Punta Espinoza on Fernandina Island

The afternoon of this day, after traveling to Fernandina, we made a dry landing from the panga onto black pahoehoe lava at Punta Espinoza, one of the most photogenic places we visited. On the panga ride to our landing, Brown Pelicans filled the sky and water in a feeding frenzy - flying above, diving into the water for fish, swimming as they scooped up more fish, taking off to watch for fish from above and dive again. When we landed, several of these birds with their great feeding pouches posed for photographs.

Brown Pelican

As Greg promised, we saw "hordes of Sea Iguanas" nearly everywhere we walked over pahoehoe lava and sand. The iguanas are coming into the mating season in December, so there was some male display - mostly we observed them opening the mouth, bobbing the head, swelling up the body a bit, apparently in order to look more fearsome. While we saw them swimming, we saw many more of them on land. They lay on each other for warmth, as well as seeming to try to position for superiority. They also have the ability to spit quite a distance. We thought the Marine Iguanas in Galapagos were the most prehistoric-looking of the animals we saw. They are all the same species, but vary in color - see the previous images of the iguanas with deep red and green patches on Espanola.

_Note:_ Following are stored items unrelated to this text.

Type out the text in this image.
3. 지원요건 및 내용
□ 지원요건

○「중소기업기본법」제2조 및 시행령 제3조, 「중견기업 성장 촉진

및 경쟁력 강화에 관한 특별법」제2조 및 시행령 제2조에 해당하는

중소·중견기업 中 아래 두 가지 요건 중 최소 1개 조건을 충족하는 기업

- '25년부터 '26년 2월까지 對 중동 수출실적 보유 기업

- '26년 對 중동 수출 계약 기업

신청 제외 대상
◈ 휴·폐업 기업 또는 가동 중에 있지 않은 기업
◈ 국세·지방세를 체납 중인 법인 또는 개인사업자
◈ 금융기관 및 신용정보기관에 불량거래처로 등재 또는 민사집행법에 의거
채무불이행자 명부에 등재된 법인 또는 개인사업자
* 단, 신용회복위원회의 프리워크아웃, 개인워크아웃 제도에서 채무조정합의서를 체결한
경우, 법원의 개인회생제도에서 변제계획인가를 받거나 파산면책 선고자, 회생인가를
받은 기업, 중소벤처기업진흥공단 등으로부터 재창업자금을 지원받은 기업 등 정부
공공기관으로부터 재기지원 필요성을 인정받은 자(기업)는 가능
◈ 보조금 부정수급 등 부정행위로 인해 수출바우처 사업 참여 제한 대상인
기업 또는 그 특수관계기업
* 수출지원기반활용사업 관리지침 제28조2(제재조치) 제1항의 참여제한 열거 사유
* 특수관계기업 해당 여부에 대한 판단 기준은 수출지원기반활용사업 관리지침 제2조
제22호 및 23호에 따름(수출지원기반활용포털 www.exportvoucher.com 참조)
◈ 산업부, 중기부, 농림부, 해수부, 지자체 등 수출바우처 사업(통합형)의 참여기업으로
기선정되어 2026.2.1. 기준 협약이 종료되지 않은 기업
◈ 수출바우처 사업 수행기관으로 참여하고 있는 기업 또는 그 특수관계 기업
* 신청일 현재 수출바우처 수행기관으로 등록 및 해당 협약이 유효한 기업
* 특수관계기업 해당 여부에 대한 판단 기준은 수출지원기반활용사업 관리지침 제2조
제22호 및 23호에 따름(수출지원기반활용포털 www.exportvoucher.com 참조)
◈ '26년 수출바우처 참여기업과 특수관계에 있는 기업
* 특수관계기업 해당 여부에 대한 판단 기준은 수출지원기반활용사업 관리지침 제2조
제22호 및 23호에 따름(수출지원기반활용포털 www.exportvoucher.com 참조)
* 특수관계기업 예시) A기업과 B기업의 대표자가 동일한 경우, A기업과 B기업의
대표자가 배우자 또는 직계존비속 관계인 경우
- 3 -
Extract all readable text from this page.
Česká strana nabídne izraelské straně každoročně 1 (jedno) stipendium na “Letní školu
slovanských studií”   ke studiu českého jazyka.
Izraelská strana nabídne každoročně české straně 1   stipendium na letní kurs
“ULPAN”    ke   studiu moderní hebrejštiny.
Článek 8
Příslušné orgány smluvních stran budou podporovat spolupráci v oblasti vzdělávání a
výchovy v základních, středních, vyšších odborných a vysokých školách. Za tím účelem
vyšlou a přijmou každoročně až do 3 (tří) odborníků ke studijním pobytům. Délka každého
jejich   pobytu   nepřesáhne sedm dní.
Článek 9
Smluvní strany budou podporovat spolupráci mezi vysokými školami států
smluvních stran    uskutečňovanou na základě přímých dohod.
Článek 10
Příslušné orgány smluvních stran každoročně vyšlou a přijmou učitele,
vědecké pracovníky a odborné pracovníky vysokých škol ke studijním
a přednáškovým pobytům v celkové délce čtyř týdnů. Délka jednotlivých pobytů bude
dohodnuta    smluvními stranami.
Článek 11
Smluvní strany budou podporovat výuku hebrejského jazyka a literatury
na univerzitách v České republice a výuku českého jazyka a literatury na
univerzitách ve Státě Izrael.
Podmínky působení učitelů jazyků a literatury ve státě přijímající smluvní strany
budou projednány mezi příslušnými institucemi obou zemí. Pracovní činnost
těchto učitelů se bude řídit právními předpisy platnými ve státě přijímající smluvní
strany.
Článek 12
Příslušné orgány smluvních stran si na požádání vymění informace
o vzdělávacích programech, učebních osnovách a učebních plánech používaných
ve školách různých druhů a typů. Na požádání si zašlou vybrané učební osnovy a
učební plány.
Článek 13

Marine Iguana swimming above sea lettuce - a main food source
Marine Iguanas at Punta Espinoza




Occasionally a lava lizard will run up on the back of an iguana and perch there.

Galapagos Lava Lizard (male) on Marine Iguana

The beach where the iguanas lay their eggs was off-limits for walking so as not to step on their eggs, but it took care, even walking on the established marked trail, not to step on these prehistoric-looking animals. The trail marker is the black and white stick behind the hiker on the trail; the protected nesting area is the sandy/gravel beach to the left of the marker.

Trail along edge of Sea Iguana nesting area
Sea lions lounged on the rocks and beach, paying little attention to tourists.


We observed the Flightless Cormorant up close.

Flightless Cormorant
The American Oystercatcher is a striking bird.
American Oystercatcher
The bright orange Sally Lightfoot Crabs, which are six inches across and abundant on all the rocky coasts, always caught our eye.